И висевший нехотя разжал пальцы, ветка резко выпрямилась, и от толчка сотряслась вся крона новокрещенного Поля, — и он взлетел! Да, взлетел! Что-то лопнуло внутри сережек, и сотни, тысячи и сотни тысяч зерен-пылинок, частичек его самого, взвились в воздух, а ему казалось, что это летит он. Это было непередаваемое ощущение: он — везде! Он живой туманностью парил над крышами, над садами и огородами — и молодым тополем стоял в палисаднике. Он зеленоватым роем клубился, крутился, кружился в восходящих потоках — и нисходил корнями до подземных вод. Облако пыльцы стало его крыльями, руками, глазами-пальцами, он касался ими и видел то, что раньше мог только слышать. И впервые увидел соседку-тополицу, тонкий ствол и гладкую кору, увидел и коснулся ее зеленых сережек, осыпав пыльцой. И что-то всколыхнулось в нем от касания, и что-то отозвалось в ней — радость узнавания, волнение близости. И нежность. Такая, что хотелось окутать ее, Полину-тополину, собой, окутать и не отпускать, и соприкасаться ветвями, и гладить кору, и вдыхать смолистый аромат почек. Такого с ним прежде никогда не было, он надолго запомнил этот миг.

А ближе к лету, — уже зацвела сирень и вечерами голосили на пруду лягушки, — завихрилась, заметелила вокруг белая круговерть, — то Полина раскрыла короба с пухом. И он прощально махал пушинкам: летите, дети, летите! Ведь и он когда-то умел так…
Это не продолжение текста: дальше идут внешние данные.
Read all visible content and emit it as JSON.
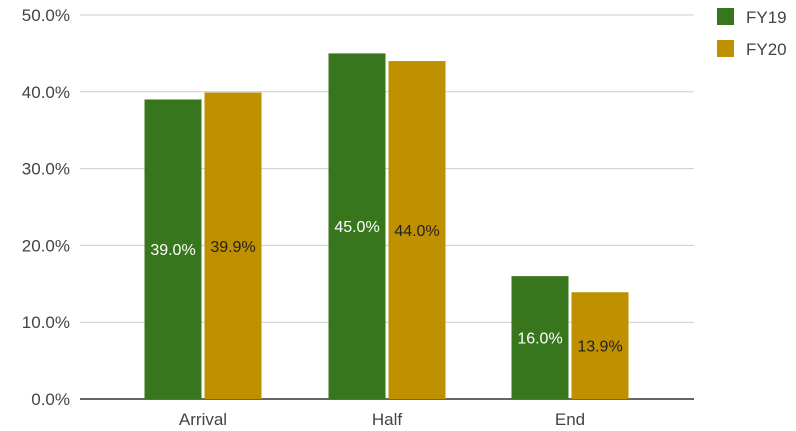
{
  "chart_data": {
    "type": "bar",
    "title": "",
    "xlabel": "",
    "ylabel": "",
    "categories": [
      "Arrival",
      "Half",
      "End"
    ],
    "series": [
      {
        "name": "FY19",
        "color": "#38761d",
        "label_color": "#ffffff",
        "values": [
          39.0,
          45.0,
          16.0
        ],
        "labels": [
          "39.0%",
          "45.0%",
          "16.0%"
        ]
      },
      {
        "name": "FY20",
        "color": "#bf9000",
        "label_color": "#222222",
        "values": [
          39.9,
          44.0,
          13.9
        ],
        "labels": [
          "39.9%",
          "44.0%",
          "13.9%"
        ]
      }
    ],
    "ylim": [
      0,
      50
    ],
    "yticks": [
      {
        "value": 0,
        "label": "0.0%"
      },
      {
        "value": 10,
        "label": "10.0%"
      },
      {
        "value": 20,
        "label": "20.0%"
      },
      {
        "value": 30,
        "label": "30.0%"
      },
      {
        "value": 40,
        "label": "40.0%"
      },
      {
        "value": 50,
        "label": "50.0%"
      }
    ],
    "grid": true,
    "legend_position": "top-right",
    "gridline_color": "#cccccc",
    "baseline_color": "#333333"
  }
}
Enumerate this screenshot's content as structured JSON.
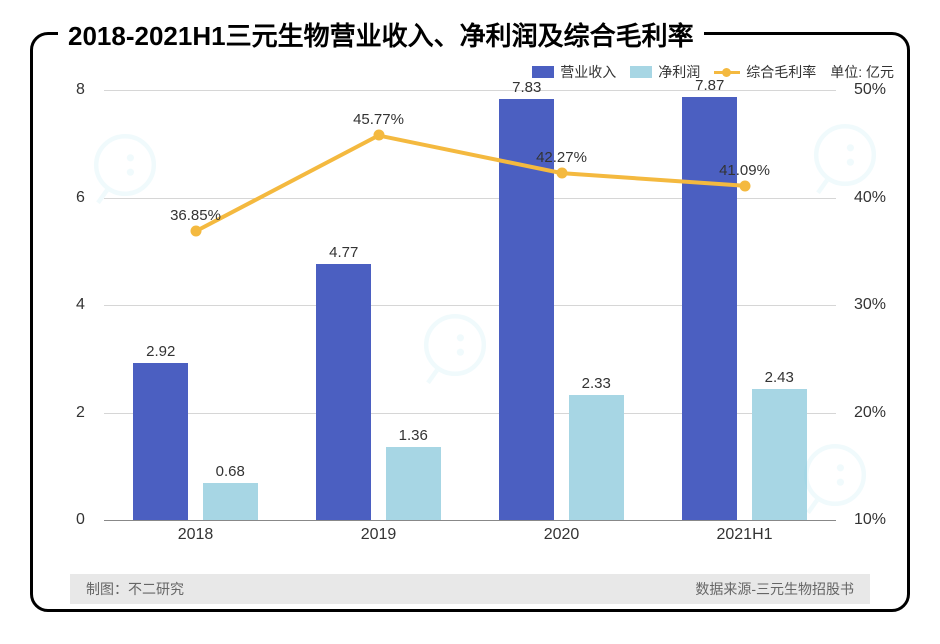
{
  "title": "2018-2021H1三元生物营业收入、净利润及综合毛利率",
  "legend": {
    "s1": "营业收入",
    "s2": "净利润",
    "s3": "综合毛利率",
    "unit": "单位: 亿元"
  },
  "colors": {
    "bar1": "#4b5fc1",
    "bar2": "#a7d6e4",
    "line": "#f4b93f",
    "grid": "#d6d6d6",
    "axis": "#888888",
    "bg": "#ffffff",
    "credit_bg": "#e8e8e8",
    "text": "#333333",
    "wm": "#79d2e6"
  },
  "chart": {
    "type": "bar+line",
    "categories": [
      "2018",
      "2019",
      "2020",
      "2021H1"
    ],
    "bar_width_pct": 7.5,
    "group_gap_pct": 2.0,
    "left_axis": {
      "min": 0,
      "max": 8,
      "ticks": [
        0,
        2,
        4,
        6,
        8
      ]
    },
    "right_axis": {
      "min": 10,
      "max": 50,
      "ticks": [
        10,
        20,
        30,
        40,
        50
      ],
      "suffix": "%"
    },
    "series_bar1": {
      "label": "营业收入",
      "values": [
        2.92,
        4.77,
        7.83,
        7.87
      ]
    },
    "series_bar2": {
      "label": "净利润",
      "values": [
        0.68,
        1.36,
        2.33,
        2.43
      ]
    },
    "series_line": {
      "label": "综合毛利率",
      "values": [
        36.85,
        45.77,
        42.27,
        41.09
      ],
      "suffix": "%"
    }
  },
  "credit": {
    "left": "制图：不二研究",
    "right": "数据来源-三元生物招股书"
  },
  "watermark_text": "不二研究"
}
Так он стал взрослым. Наступало лето его жизни.

«Осень»

С той поры, как впервые зацвел, всё преобразилось: в его жизни появилась она — Полина, невеста тополина. С мыслями о ней он просыпался каждую весну и засыпал каждую осень, встречал рассветы и провожал закаты, он ловил любой шорох, любой скрип из-за забора, и тянулся ветвями, надеясь дотянуться до нее. Он тихо шелестел листвой — он умел это делать даже в безветрие, — пытаясь выразить то невыразимое, что теснилось под корой, в сердцевине, что хмельными соками бродило по сосудам, и его — о, чудо! — слышали, и ему внимали! Когда слышал ответный шелест, и в нем ту же радость-волнение, что переполняла до кончиков кроны и его, он знал, зачем явился на свет, — чтобы вместе качаться без ветра и радоваться под солнцем, вместе цвести и летать!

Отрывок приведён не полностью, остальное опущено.